Last week at a campaign event in Iowa, New Jersey Governor Chris Christie went back and forth with a nurse who is a proponent of legalizing the use of marijuana as medicine.
Shelly Van Winkle asked Christie how he would balance states’ rights to legalize medicinal marijuana with the fact that federal law still considers marijuana a Schedule 1 drug. Would he do anything to address the confusion?
Christie replied that “federalism is a concept, it’s not a law.”
Whahuh? Hearing such a statement leads one to believe the speaker has a profoundly underdeveloped sense of the foundational elements of the republic. Federalism is indeed a concept, a concept that is the very roots and soil of the dual sovereignty system enshrined into law with the ratification of the Constitution. Yes governor, the Constitution itself is law and federalism is a part of it.
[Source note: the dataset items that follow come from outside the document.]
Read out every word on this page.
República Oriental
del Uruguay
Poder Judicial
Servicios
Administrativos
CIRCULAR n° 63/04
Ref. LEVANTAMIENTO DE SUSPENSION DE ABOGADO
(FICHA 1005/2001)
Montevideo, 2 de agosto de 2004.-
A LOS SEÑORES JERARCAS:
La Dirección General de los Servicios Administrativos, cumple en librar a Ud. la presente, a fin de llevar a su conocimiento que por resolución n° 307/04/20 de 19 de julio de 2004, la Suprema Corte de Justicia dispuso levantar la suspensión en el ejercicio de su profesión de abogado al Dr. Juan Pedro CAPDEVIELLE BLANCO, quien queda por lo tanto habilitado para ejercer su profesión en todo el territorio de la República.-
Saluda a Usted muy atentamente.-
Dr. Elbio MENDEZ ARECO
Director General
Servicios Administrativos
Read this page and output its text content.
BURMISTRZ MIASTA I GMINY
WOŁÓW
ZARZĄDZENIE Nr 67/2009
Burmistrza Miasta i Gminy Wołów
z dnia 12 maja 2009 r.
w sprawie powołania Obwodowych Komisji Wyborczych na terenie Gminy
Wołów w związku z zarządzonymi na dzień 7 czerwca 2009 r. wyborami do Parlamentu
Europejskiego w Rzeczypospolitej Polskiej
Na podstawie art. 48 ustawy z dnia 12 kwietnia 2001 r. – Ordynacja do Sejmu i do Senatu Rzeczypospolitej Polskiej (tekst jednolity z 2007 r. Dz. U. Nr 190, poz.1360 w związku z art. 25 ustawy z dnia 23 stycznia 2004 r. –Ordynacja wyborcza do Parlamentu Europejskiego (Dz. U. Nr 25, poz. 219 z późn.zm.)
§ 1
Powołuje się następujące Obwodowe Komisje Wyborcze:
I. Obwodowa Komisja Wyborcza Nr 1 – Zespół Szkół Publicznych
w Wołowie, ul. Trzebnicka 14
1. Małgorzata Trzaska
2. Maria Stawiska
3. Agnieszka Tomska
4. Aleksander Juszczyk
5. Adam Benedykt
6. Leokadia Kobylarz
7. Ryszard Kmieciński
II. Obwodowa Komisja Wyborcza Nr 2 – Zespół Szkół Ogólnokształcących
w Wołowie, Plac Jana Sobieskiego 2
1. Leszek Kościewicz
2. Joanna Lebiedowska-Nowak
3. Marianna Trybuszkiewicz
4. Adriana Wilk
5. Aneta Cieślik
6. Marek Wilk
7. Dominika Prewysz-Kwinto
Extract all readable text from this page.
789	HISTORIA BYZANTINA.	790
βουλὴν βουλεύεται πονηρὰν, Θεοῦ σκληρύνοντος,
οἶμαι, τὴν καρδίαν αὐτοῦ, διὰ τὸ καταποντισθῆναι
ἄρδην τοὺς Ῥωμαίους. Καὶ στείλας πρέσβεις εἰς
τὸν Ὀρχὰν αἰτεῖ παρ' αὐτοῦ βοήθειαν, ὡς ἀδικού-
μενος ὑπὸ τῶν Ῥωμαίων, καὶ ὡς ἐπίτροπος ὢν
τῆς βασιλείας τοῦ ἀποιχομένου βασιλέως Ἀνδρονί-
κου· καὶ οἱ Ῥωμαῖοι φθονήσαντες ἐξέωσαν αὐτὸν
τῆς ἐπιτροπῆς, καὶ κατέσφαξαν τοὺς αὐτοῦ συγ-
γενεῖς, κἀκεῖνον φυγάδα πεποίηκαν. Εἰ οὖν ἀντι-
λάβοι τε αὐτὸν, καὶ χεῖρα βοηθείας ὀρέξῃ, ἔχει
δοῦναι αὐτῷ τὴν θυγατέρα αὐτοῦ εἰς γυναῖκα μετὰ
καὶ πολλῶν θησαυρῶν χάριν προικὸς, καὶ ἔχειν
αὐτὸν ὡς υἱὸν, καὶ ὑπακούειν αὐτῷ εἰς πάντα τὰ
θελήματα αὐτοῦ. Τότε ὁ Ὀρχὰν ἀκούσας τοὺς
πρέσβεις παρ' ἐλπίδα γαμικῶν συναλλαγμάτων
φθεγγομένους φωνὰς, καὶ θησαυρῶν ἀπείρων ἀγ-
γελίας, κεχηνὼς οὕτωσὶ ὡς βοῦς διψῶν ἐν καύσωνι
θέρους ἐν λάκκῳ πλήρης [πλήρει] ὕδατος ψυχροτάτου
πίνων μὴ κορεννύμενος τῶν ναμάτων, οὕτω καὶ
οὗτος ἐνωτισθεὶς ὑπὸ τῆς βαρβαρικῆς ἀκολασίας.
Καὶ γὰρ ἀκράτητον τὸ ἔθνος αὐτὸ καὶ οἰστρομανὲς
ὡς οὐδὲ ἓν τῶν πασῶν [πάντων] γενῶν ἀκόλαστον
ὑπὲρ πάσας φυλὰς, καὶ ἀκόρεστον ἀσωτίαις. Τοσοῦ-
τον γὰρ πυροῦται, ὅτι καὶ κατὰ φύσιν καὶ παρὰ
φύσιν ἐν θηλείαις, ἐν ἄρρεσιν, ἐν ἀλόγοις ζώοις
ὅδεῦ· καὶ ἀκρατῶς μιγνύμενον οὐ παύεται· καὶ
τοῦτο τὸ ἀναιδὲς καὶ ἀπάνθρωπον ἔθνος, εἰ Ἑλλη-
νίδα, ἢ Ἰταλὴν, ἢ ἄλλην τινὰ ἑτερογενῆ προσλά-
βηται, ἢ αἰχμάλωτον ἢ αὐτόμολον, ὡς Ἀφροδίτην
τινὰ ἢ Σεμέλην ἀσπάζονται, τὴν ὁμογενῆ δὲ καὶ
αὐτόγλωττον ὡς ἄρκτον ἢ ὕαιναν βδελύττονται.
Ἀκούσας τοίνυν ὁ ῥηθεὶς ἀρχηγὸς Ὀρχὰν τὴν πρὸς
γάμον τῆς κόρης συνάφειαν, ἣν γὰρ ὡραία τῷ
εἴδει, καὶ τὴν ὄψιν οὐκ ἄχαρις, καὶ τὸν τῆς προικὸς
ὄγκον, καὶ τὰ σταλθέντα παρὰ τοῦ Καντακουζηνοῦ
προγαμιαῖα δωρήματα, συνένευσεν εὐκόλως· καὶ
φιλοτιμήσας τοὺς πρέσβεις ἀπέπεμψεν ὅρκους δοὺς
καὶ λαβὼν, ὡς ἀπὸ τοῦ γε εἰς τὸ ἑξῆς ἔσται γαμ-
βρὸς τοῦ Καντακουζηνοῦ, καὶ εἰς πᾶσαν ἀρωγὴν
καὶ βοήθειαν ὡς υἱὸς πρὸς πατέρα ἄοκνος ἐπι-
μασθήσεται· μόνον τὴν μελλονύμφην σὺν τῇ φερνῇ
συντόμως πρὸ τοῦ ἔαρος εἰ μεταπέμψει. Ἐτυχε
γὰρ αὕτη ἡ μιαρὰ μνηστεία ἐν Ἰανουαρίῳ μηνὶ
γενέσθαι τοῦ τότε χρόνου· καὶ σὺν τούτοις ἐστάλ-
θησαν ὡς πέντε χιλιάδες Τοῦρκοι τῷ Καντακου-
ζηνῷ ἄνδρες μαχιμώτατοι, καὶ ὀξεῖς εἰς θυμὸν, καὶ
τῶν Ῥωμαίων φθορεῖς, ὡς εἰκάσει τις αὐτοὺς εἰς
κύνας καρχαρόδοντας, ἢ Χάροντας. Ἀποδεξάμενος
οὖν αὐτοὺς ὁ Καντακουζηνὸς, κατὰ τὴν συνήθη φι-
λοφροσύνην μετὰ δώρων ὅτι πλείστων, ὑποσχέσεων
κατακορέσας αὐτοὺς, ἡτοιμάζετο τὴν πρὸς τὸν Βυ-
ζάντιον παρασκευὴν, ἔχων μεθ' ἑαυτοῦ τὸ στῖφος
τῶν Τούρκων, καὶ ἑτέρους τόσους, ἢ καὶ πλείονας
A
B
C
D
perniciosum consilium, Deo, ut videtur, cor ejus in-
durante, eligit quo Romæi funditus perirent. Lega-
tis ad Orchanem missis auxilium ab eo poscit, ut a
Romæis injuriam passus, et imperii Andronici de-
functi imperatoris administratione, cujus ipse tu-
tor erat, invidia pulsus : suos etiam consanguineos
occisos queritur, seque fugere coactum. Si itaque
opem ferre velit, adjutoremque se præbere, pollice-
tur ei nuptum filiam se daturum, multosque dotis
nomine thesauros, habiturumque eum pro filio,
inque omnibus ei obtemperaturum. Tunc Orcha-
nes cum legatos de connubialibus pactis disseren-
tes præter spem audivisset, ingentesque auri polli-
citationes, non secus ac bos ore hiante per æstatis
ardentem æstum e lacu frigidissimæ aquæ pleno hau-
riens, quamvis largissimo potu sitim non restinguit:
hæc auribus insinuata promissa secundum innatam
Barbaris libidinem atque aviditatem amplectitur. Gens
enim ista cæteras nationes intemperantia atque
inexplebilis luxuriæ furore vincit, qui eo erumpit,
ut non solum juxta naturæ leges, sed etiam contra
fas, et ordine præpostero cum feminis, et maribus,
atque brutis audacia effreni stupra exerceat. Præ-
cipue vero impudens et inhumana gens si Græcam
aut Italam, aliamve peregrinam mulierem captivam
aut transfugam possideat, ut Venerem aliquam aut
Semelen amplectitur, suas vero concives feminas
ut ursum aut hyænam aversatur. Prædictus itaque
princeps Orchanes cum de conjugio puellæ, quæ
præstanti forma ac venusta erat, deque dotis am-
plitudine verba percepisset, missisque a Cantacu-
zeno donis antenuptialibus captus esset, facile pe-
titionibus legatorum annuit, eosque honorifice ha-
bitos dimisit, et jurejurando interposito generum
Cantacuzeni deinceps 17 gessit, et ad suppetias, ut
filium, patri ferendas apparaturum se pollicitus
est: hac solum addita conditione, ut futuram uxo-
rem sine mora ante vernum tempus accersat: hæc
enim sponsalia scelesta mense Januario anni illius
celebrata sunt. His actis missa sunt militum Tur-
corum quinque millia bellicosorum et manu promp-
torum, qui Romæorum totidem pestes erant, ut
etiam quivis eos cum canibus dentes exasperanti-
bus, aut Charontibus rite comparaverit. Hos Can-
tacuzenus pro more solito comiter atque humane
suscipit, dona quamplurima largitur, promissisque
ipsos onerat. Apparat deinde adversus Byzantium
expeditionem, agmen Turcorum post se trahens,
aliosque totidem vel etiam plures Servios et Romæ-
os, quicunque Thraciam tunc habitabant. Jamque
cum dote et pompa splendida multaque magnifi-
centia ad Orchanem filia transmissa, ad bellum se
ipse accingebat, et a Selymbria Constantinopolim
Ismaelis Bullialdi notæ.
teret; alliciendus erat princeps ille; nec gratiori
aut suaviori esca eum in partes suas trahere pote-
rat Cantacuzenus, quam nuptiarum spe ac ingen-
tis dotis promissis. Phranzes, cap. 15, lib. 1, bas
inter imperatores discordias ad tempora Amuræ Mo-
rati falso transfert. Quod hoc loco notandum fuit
Governor Christie is very busy running for President in between shutting down bridges and attending Springsteen shows, so I will break it down for him in the simplest terms I can – terms I learned in public school in New Jersey. Federalism is the system where governments may share powers over the same geographic location and the people there. See, simple enough even for a presidential candidate to grasp.
Christie then goes on to say that he cannot and will not do anything other than “enforce federal law”. Current federal criminal penalties include 1 year in federal prison for possession of a single joint from a first time offender, 3 years in prison for possessing a marijuana pipe, and things only go up in years and fines from there – up to and including the death penalty – reserved for only wildly successful weed dealers.
Given that in numerous, and increasing jurisdictions, marijuana possession is not punishable by state and local law, the federal prohibition is all that stands. State and local police are authorized, of course, only to enforce state and local law. They may, and often do act cooperatively with federal officials to enforce many crimes, because the acts that make up those crimes are criminal under both state and federal law. In places where marijuana possession is legal, President Christie would have to dispatch federal law enforcement to enforce the law.
Now, let’s set aside the fact that Governor Christie thinks that FBI agents should be redirected from whatever federal law violations they are currently pursuing to arrest people for single servings of weed. The question from R.N. Van Winkle was, in part, whether he would change the scheduling of marijuana in the federal law.
Ms. Van Winkle, a Gulf War veteran does not support legalizing marijuana for recreational use. Her experience and specialization in treating other vets with PTSD has led to her advocacy for it to be legal for doctors to prescribe marijuana, something currently illegal under federal law, because the administration has marijuana classified as a schedule 1 drug under the Controlled Substances Act.
It is not possible under federal law for doctors to legally write prescriptions for schedule 1 drugs because they are supposed to be so bad, that no rational reason could exist to give them to anyone for any reason, much less medicine. FYI, Cocaine is a schedule 2 drug for which prescriptions can be written.
Christie seems to be completely ignorant of the law as well as history however, because the executive does have the power to classify drugs into classes under the Controlled Substances Act. Between the DEA and HHS – they are the only ones who can.
In Federalist 17, Hamilton discusses the possible encroachment by the federal government on the powers of the state governments, and one would hope some kind soul would give Governor Christie a copy. Hamilton writes:
There is one transcendant advantage belonging to the province of the State governments, which alone suffices to place the matter in a clear and satisfactory light, — I mean the ordinary administration of criminal and civil justice. This, of all others, is the most powerful, most universal, and most attractive source of popular obedience and attachment. It is that which, being the immediate and visible guardian of life and property, having its benefits and its terrors in constant activity before the public eye, regulating all those personal interests and familiar concerns to which the sensibility of individuals is more immediately awake, contributes, more than any other circumstance, to impressing upon the minds of the people, affection, esteem, and reverence towards the government. This great cement of society, which will diffuse itself almost wholly through the channels of the particular governments, independent of all other causes of influence, would insure them so decided an empire over their respective citizens as to render them at all times a complete counterpoise, and, not unfrequently, dangerous rivals to the power of the Union.
The operations of the national government, on the other hand, falling less immediately under the observation of the mass of the citizens, the benefits derived from it will chiefly be perceived and attended to by speculative men. Relating to more general interests, they will be less apt to come home to the feelings of the people; and, in proportion, less likely to inspire an habitual sense of obligation, and an active sentiment of attachment.
Our founders clearly thought the place for ordinary criminal law administration was at the state level and below. Mindful that the Constitution only provides for 3 federal crimes, what would our Founders make of Christie’s assertion? How will the FBI recruit great candidates if instead of chasing terrorists and the likes of Bernie Madoff, they have to troll the parking lot at Jimmy Buffett shows for stoners? How can Chris Christie not understand that federalism is the law of the United States, that our system is based on it and, if you’ll forgive the term, it’s baked in?